Relax e tante coccole per Ernesto: questo dovrebbe essere l’epilogo delle storie di tutti i cani abbandonati

– Molte volte, oltre ai tanti dolori di ogni giorno ci sono le gioie, quei miracoli che ogni tanto avvengono anche se nessuno ci credeva più.

Anche il Ernesto ha avuto il suo miracolo, il miracolo dell’amore di una grande famiglia che si è innamorata di questo meticcio di taglia grossa, con una zampa atrofizzata e che gli ha dato la possibilità di essere felice.
Ernesto ha circa nove anni e ha vissuto la strada, o meglio i boschi che circondano la città. Quando i volontari del canile lo hanno trovato, era molto debilitato.

Denutrizione e randagismo lo avevano provato nel fisico. Poi c’era la zampetta sinistra posteriore sulla quale Ernesto non poteva, e non può, più contare: forse in seguito a un investimento, i muscoli sono atrofizzati e i nervi inesistenti. Il tempo ha ricucito la ferita, permettendo a Ernesto di conservare la zampa. I volontari pensavano che il cane avrebbe trascorso la sua vecchiaia in canile.
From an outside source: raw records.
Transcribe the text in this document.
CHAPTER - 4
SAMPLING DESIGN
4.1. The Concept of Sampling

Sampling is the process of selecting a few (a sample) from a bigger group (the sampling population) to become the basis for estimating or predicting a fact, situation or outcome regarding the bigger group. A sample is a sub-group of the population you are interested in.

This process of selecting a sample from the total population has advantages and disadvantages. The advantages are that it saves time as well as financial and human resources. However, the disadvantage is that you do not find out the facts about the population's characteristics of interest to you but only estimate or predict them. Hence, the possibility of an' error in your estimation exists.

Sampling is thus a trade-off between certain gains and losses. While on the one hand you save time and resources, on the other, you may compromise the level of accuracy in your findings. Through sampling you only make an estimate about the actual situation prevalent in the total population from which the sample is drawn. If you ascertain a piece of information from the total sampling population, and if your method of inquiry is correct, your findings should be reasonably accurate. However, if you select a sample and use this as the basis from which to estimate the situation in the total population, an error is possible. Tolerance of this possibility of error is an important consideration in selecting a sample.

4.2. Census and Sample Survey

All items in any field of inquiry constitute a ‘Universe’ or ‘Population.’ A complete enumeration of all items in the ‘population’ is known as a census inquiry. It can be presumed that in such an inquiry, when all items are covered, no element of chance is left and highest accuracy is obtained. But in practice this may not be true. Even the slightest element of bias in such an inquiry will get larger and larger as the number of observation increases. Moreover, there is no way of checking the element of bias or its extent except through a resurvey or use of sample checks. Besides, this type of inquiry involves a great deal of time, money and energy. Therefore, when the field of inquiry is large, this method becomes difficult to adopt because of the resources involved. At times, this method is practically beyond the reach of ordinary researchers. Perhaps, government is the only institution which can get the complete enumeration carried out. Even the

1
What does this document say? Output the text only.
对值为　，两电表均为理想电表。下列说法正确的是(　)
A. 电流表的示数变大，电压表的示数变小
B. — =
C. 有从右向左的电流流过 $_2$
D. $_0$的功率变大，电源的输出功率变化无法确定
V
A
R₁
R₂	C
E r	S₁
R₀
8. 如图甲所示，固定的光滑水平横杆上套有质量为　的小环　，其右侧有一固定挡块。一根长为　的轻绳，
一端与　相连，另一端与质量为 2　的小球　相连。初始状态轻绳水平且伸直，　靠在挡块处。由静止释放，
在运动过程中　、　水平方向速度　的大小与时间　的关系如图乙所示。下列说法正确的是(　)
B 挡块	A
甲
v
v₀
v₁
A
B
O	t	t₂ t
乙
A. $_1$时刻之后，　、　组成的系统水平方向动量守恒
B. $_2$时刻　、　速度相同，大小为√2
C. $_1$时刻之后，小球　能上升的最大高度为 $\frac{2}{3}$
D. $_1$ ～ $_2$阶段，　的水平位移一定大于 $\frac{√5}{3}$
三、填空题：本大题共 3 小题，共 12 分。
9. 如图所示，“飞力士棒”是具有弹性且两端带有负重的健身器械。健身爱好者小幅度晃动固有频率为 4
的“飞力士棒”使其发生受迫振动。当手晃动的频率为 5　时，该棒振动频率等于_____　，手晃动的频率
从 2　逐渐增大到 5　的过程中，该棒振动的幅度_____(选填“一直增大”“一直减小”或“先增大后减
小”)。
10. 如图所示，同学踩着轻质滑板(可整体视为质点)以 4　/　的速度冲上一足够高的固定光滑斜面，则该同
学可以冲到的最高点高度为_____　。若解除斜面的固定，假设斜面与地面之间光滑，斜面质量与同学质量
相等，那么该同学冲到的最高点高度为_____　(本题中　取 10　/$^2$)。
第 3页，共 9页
Invece, dopo un anno di soggiorno nella struttura, ecco che una famiglia si è innamorata di lui, del suo carattere affettuoso e gentile. Così, ora Ernesto ha chi si prende cura di lui e lo coccola. Al momento, nel canile di via Friuli sono 35 gli animali ospitati. «Circa la metà sono cani anziani –

spiega il responsabile dei volontari Emi – Quando uno di loro trova una casa per noi è una grande gioia e una soddisfazione. Solitamente, sono i cuccioli e i cani anziani ad essere abbandonati perché il loro mantenimento è più impegnativo». Ma ora la speranza è che le cose possano cambiare, grazie alla proposta di legge avanzata dalla consigliera regionale (norme relative alla tutela degli animali d’affezione e prevenzione del randagismo) e approvata dal presidente dei Regione Lombardia, . Questa proposta di legge dedicata ai nostri amici pelosi, prevede l’ampliamento delle possibilità di accesso con i cani nei luoghi pubblici, comprese le strutture residenziali e semi-residenziali, quelle ospedaliere, pubbliche e private regionali, accreditate anche dal Servizio sanitario regionale.

«Nuovi diritti – ha sottolineato Maroni – ma anche maggiori doveri e controlli e conseguenti sanzioni, per tutelare gli animali stessi, per sconfiggere il fenomeno dell’abbandono e del randagismo, dello sfruttamento dei cani per l’accattonaggio o ancora i maltrattamenti, impedendo ad esempio di tenere i cani legati a una catena in condizioni se non dove ricorrano precise esigenze».
Tra i punti qualificanti della proposta, la possibilità di accesso a tutte le aree pubbliche e di uso pubblico, nonché di fruire di tutti i mezzi di trasporto operanti nel territorio regionale e il divieto di utilizzo della catena o di qualunque altro strumento di contenzione, salvo che vi siano ragioni sanitarie documentabili e certificate dal veterinario o per misure urgenti e temporanee di sicurezza.
Il progetto di legge si pone inoltre l’obiettivo di fermare l’accattonaggio con cani e di una migliore regolamentazione dell’obbligo di identificazione.